Was aber, wenn der jetzt beauftragte Gutachter keine geschützten Tiere findet? „Das sehen wir dann, wenn es soweit ist“, gibt sich der Heimsheimer Bürgermeister Jürgen Troll kleinlaut. „Wir gehen davon aus, dass dort geschützte Tierarten leben – die Hinweise von BUND und Nabu sind überdeutlich.“ Auch sein Weil der Städter Kollege Schreiber will sich noch nicht dazu äußern, was geschieht, wenn der Gutachter keine Tiere findet. „Das entscheidet dann der Gemeinderat“, sagt er nur.

38 000 Euro kostet das Gutachten, Heimsheim zahlt davon zwei Drittel, Weil der Stadt ein Drittel. „Klar, Heimsheim hat das größere Interesse an dem Gutachten“, erklärt Thilo Schreiber diese Kostenaufteilung. „Wir beteiligen uns aber auch, da wir diese Schritte gemeinsam gehen wollen.“

Heimsheim behält sich eine Klage vor

Die Bürgermeister wollen damit auch Vorurteilen entgegenwirken, wonach es sich bei diesem Schritt ohnehin nur um ein Auftragsgutachten handele, bei dem das Ergebnis schon vorher feststehe. Deshalb haben sie sich bei der Auswahl der Gutachter auch vom Landratsamt Böblingen beraten lassen – das ist diejenige Behörde, die später einmal die Genehmigung für die Windkraftanlagen erteilen müsste, sofern ein Antrag vorliegt.

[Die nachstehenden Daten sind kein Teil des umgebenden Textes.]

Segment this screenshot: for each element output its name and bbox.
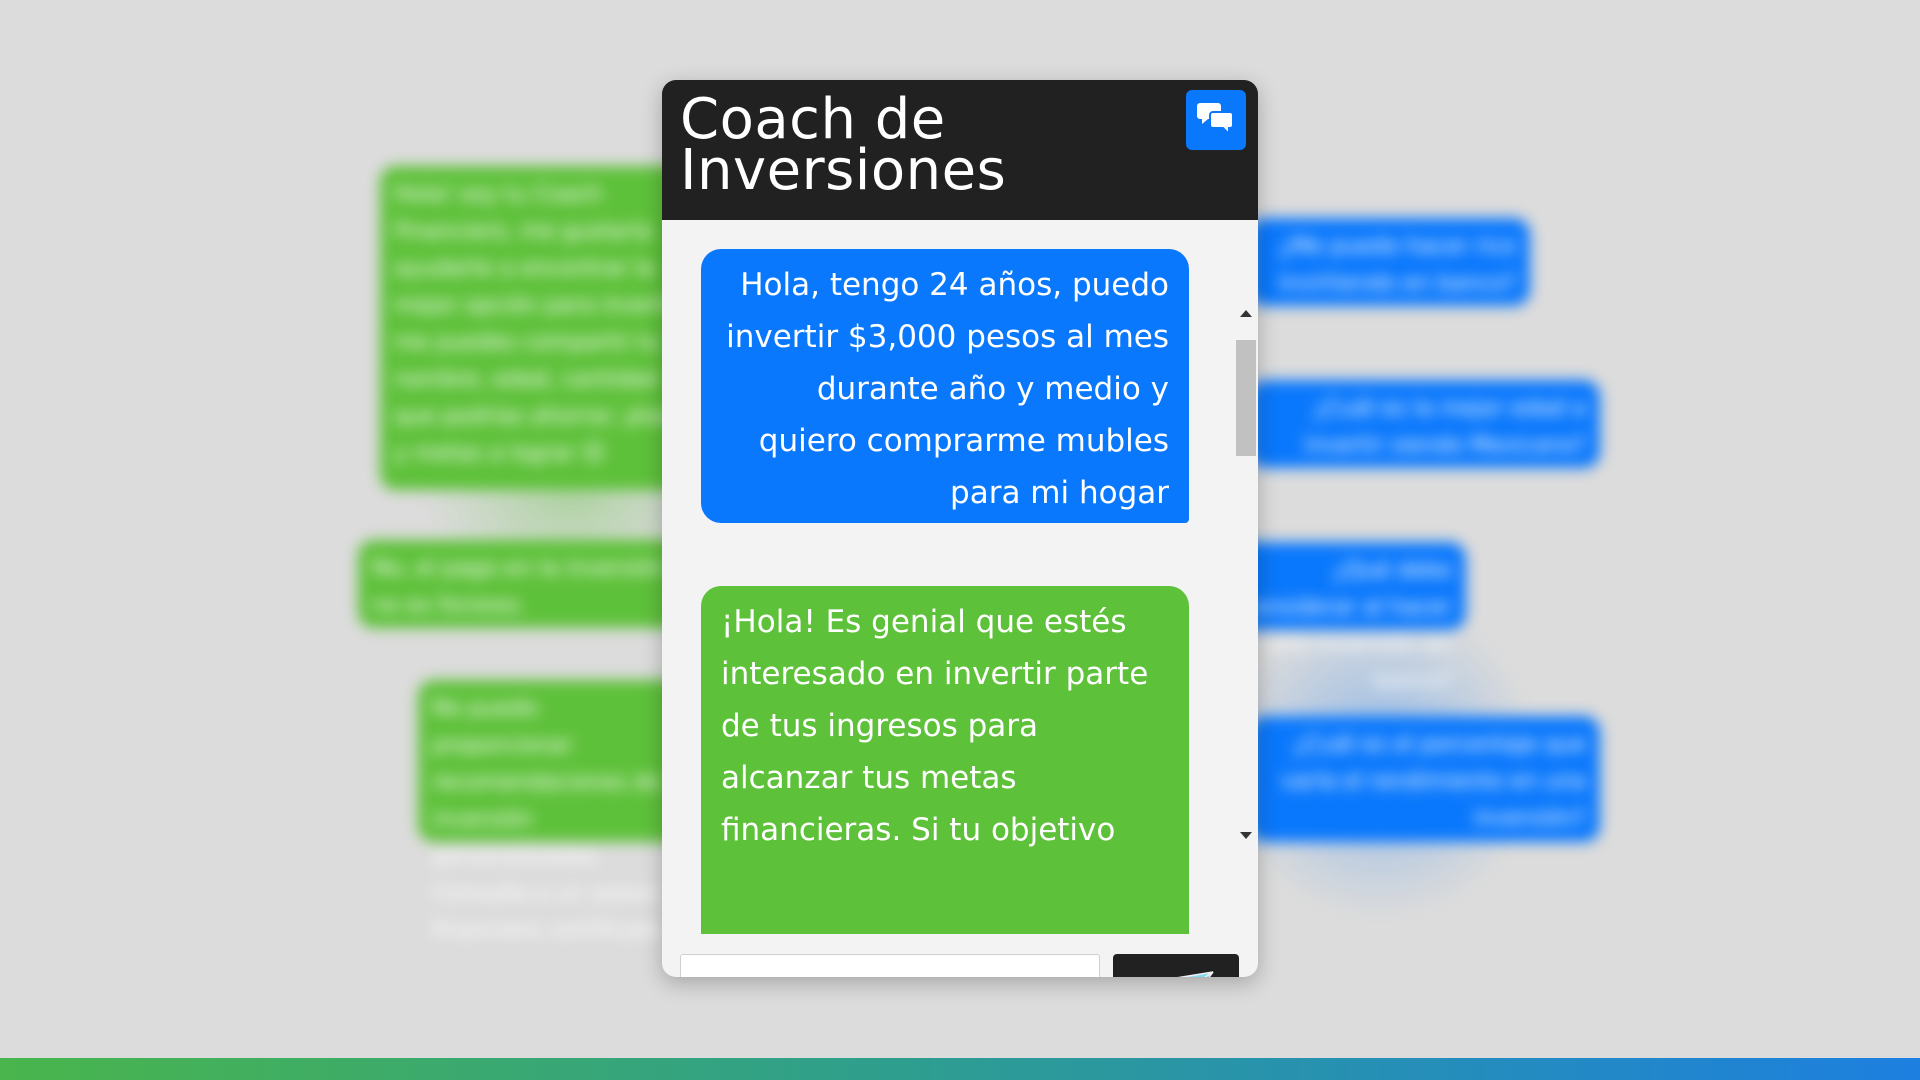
chat-title: Coach de Inversiones [680,87,1007,203]
background-bubble: ¿Cuál es la mejor edad a invertir siendo… [1250,380,1600,468]
user-message: Hola, tengo 24 años, puedo invertir $3,0… [701,249,1189,523]
scroll-thumb[interactable] [1236,340,1256,456]
background-bubble-text: ¿Cuál es la mejor edad a invertir siendo… [1304,396,1586,458]
bot-message: ¡Hola! Es genial que estés interesado en… [701,586,1189,934]
paper-plane-icon [1135,964,1217,977]
background-bubble: No, el pago en la inversión no es forzos… [358,540,688,628]
chat-bubbles-icon [1196,98,1236,142]
send-button[interactable] [1113,954,1239,977]
background-bubble: ¿Me puedo hacer rico invirtiendo en banc… [1250,218,1530,306]
background-bubble: ¿Cuál es el porcentaje que varía el rend… [1250,716,1600,842]
scrollbar[interactable] [1234,220,1258,934]
background-bubble-text: Hola! soy tu Coach Financiero, me gustar… [394,182,689,466]
chat-toggle-button[interactable] [1186,90,1246,150]
message-input[interactable] [680,954,1100,977]
scroll-up-arrow-icon[interactable] [1240,310,1252,317]
chat-header: Coach de Inversiones [662,80,1258,220]
background-bubble-text: No puedo proporcionar recomendaciones de… [432,696,671,943]
background-bubble-text: ¿Me puedo hacer rico invirtiendo en banc… [1278,234,1516,296]
chat-window: Coach de Inversiones Hola, tengo 24 años… [662,80,1258,977]
bottom-gradient-bar [0,1058,1920,1080]
background-bubble: No puedo proporcionar recomendaciones de… [418,680,698,943]
message-list[interactable]: Hola, tengo 24 años, puedo invertir $3,0… [662,220,1258,934]
message-composer [662,934,1258,977]
background-bubble-text: ¿Cuál es el porcentaje que varía el rend… [1281,732,1586,831]
scroll-down-arrow-icon[interactable] [1240,832,1252,839]
background-bubble-text: No, el pago en la inversión no es forzos… [372,556,667,618]
background-bubble: Hola! soy tu Coach Financiero, me gustar… [380,166,710,490]
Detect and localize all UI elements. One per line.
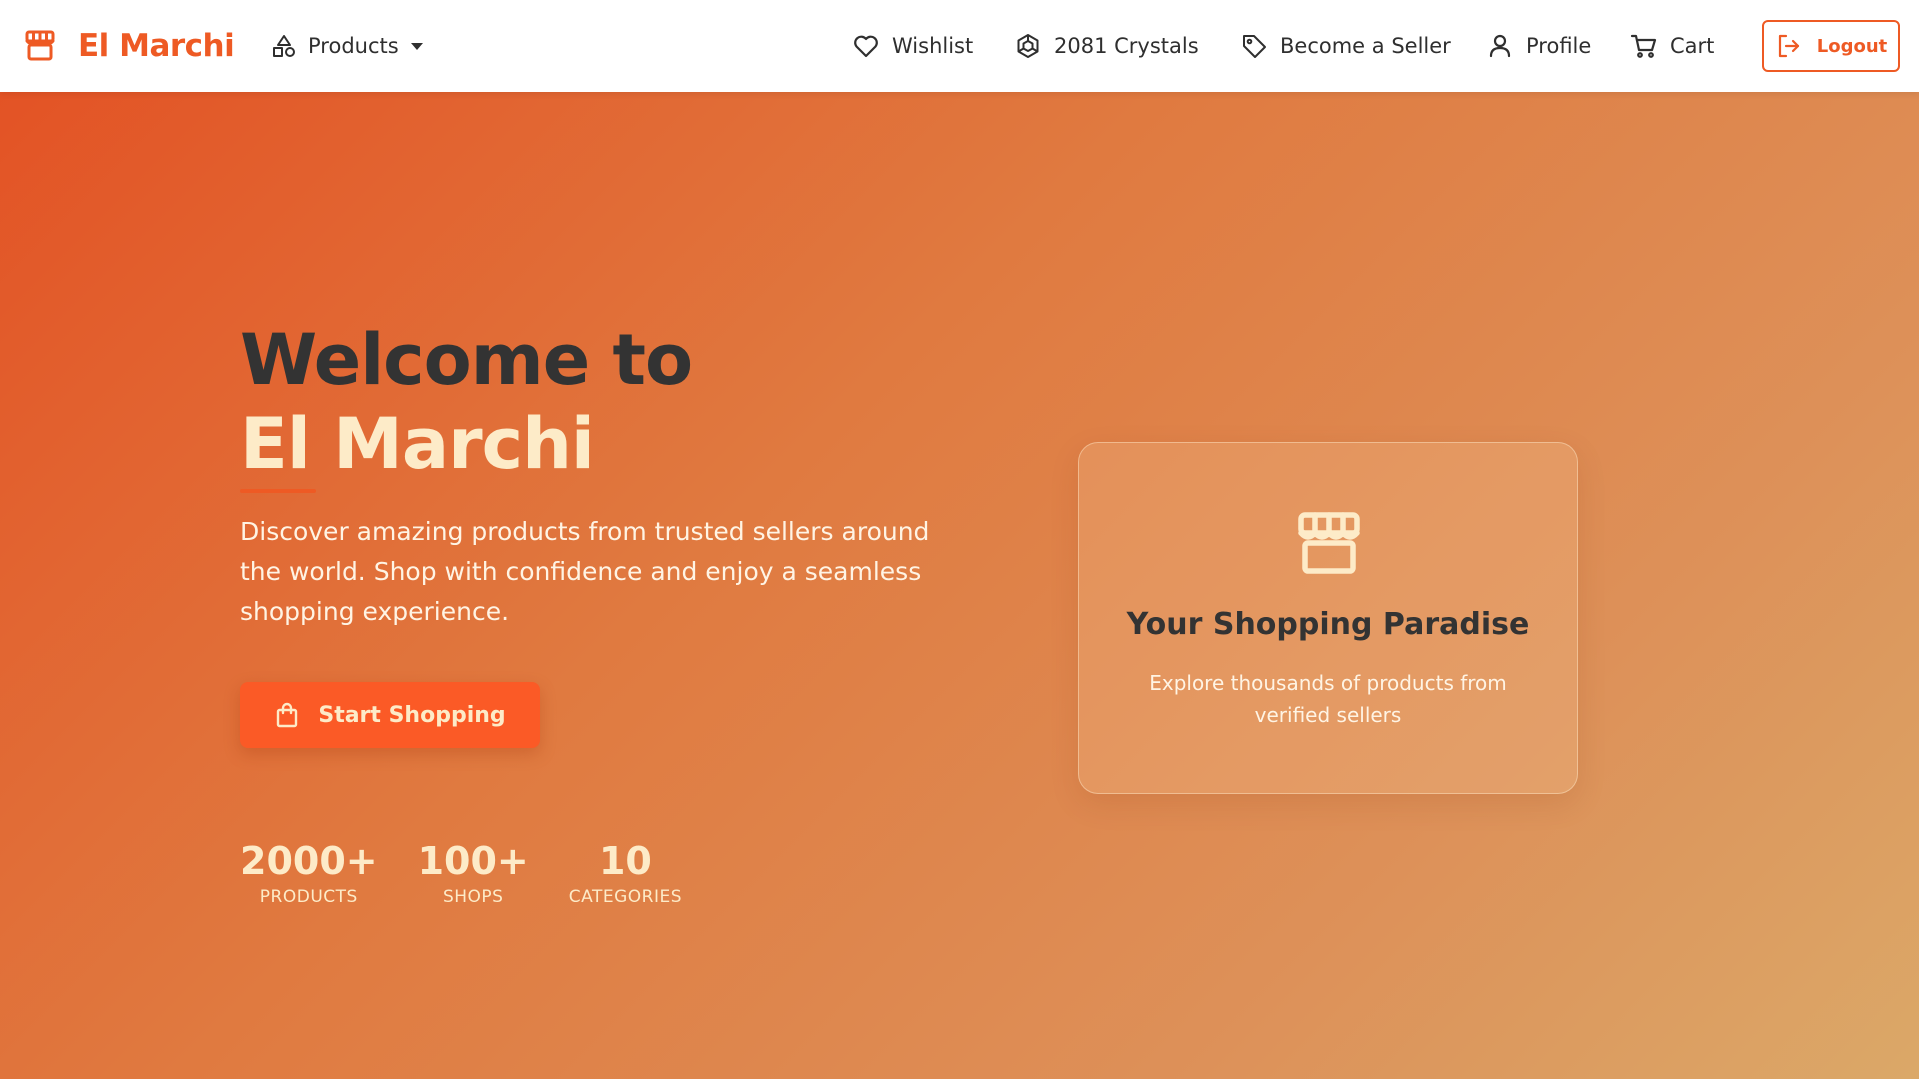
become-seller-label: Become a Seller [1280, 34, 1451, 58]
card-subtitle: Explore thousands of products from verif… [1149, 671, 1507, 727]
brand-name: El Marchi [78, 28, 235, 64]
nav-become-seller[interactable]: Become a Seller [1240, 28, 1451, 64]
profile-label: Profile [1526, 34, 1592, 58]
navbar: El Marchi Products Wishlist 2081 Crystal… [0, 0, 1919, 92]
stat-categories: 10 CATEGORIES [569, 837, 682, 907]
start-shopping-button[interactable]: Start Shopping [240, 682, 540, 748]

Unterdessen hat der Heimsheimer Bürgermeister bekräftigt, dass seine Stadt Klage gegen den Verband Region Stuttgart (VRS) einreichen werde. Sein Gemeinderat habe dafür 5000 Euro bereitgestellt, gibt Troll bekannt. Der VRS ist es, der die Windkraft-Standorte in der Region Stuttgart festlegt. Im September 2015 hatte sich dessen Regionalparlament auf 41 Standorte geeinigt, darunter der Merklinger Wald als einziger Standort im Kreis Böblingen. Heimsheim geht davon aus, dass die Auswahl nicht nach objektiven Maßstäben ablief. Mit der Klage muss die Stadt abwarten, bis das Regionalparlament einen Satzungsbeschluss zu den Standorten erlässt.

Kommentar: Unnötiger Balsam

38 000 Euro für die gute Nachbarschaft sind ein bisschen viel – vor allem, weil sie nichts bringen. Der Artenschutz wäre ohnehin geprüft worden.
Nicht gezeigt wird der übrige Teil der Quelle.